Hyperrhiz 2
Loop/I Don't Fix A Word
Donna Kuhn
Citation: Kuhn, Donna. “Loop/I Don't Fix A Word.” Hyperrhiz: New Media Cultures, no. 2, 2006. doi:10.20415/hyp/002.g03
Abstract: Two videos by Donna Kuhn: Loop and I Don't Fix A Word.
Loop
Loop is my first loop video. There is something about the soothing nature of repetition I was drawn to. It was extracted from a longer video called Mini-Me which was an exploration of grief and the hope for transcendance through art I sought after the death of my twenty-year old son in a car accident last year. It is shot in black and white with a grainy film effect, stripped of an art slideshow, poetry onscreen and its' original soundtrack, which was replaced with sound effects. I have to keep moving, I have to keep dancing, even if it's only for a few seconds at a time, simple movement over and over again.
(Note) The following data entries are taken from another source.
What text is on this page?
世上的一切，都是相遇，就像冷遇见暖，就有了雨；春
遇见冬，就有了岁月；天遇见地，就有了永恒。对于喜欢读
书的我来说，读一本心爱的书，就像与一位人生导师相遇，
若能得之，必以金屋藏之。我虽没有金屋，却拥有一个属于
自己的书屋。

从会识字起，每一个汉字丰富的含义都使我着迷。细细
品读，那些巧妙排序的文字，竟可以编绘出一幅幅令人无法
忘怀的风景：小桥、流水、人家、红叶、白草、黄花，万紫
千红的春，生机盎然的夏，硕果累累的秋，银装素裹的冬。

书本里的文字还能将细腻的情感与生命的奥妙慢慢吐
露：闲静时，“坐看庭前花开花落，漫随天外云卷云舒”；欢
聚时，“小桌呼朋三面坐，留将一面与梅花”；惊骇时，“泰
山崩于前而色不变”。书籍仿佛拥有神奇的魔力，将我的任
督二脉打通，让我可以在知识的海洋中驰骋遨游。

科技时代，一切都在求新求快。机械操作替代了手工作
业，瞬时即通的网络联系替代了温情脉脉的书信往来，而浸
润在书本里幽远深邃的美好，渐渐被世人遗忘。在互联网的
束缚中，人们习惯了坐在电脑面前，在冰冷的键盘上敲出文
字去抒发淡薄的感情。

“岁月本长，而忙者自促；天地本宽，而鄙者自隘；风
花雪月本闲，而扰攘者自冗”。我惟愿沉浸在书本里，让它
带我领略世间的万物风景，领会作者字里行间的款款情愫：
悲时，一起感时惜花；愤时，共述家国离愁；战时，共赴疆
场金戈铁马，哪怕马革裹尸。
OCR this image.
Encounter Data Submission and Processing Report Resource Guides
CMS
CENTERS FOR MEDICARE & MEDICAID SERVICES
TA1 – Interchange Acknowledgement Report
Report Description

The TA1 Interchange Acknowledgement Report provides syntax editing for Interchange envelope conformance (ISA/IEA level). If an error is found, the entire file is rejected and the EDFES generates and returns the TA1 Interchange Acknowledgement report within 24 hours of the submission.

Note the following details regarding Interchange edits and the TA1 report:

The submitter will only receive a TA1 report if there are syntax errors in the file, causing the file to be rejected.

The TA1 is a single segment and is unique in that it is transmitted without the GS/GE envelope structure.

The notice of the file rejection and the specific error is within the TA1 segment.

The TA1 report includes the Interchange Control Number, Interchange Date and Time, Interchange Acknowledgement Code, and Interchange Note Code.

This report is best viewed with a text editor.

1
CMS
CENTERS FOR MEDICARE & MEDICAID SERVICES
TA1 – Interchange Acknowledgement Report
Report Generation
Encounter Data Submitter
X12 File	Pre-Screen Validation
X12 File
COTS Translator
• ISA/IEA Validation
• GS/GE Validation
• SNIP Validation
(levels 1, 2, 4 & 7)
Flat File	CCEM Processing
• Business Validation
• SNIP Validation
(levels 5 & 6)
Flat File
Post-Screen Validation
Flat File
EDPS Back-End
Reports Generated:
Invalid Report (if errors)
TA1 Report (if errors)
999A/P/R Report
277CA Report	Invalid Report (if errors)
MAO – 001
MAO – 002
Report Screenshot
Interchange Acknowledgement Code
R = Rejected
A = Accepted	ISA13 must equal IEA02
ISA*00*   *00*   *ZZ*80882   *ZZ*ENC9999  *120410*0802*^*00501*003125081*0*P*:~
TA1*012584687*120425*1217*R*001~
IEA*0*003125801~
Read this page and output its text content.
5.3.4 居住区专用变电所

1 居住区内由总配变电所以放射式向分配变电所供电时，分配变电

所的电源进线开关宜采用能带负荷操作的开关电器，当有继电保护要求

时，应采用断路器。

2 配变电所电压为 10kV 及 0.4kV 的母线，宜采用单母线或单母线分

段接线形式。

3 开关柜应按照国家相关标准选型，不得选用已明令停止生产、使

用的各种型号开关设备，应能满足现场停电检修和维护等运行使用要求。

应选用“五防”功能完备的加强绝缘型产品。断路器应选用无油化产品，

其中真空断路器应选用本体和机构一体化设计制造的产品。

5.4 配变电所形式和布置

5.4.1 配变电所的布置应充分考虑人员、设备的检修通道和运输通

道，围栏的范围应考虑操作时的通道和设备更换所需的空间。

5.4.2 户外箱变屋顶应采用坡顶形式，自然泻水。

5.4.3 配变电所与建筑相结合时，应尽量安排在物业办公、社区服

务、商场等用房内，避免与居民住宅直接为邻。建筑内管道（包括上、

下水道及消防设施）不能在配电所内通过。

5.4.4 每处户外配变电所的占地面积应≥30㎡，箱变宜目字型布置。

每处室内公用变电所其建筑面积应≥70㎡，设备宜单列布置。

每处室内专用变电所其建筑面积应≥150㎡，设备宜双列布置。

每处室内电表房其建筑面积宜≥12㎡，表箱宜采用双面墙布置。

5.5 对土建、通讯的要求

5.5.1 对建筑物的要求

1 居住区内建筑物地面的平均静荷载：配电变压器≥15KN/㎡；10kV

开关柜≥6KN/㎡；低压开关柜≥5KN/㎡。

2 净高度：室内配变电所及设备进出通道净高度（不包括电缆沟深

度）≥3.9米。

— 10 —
Moving through unfathomable pain.
I Don't Fix A Word
This video was based on a dream I had after watching the performance of my friend Jay Bloombeckers', called The Holy Holography of Kabbalistic Kloning. Jay was a worker's compensation attorney who was murdered by a disgruntled client in June. I watched in horror as the day of the funeral unfolded and I realized Jay was going to be buried next to my son. I decided I was going to take that dream poem and dance to it in honor of my close friend. I wanted it to be simple, just sound and dance and the poem read by the robots in my Mac computer, further altered in Garage Band. When I finished I felt I had found my video "voice," that I had been moving towards for more than two decades, with my interest in sound text poetry of the 80's resurfacing in speech and music sythesis. A vision I had which I could not name or even understand, coming out of anguish, combining all my competing restless art forms, to hopefully create beauty and healing. People say I am brave to do this but I don't feel necessity is brave. I was too scared to do nothing. I can't imagine what else I could've done.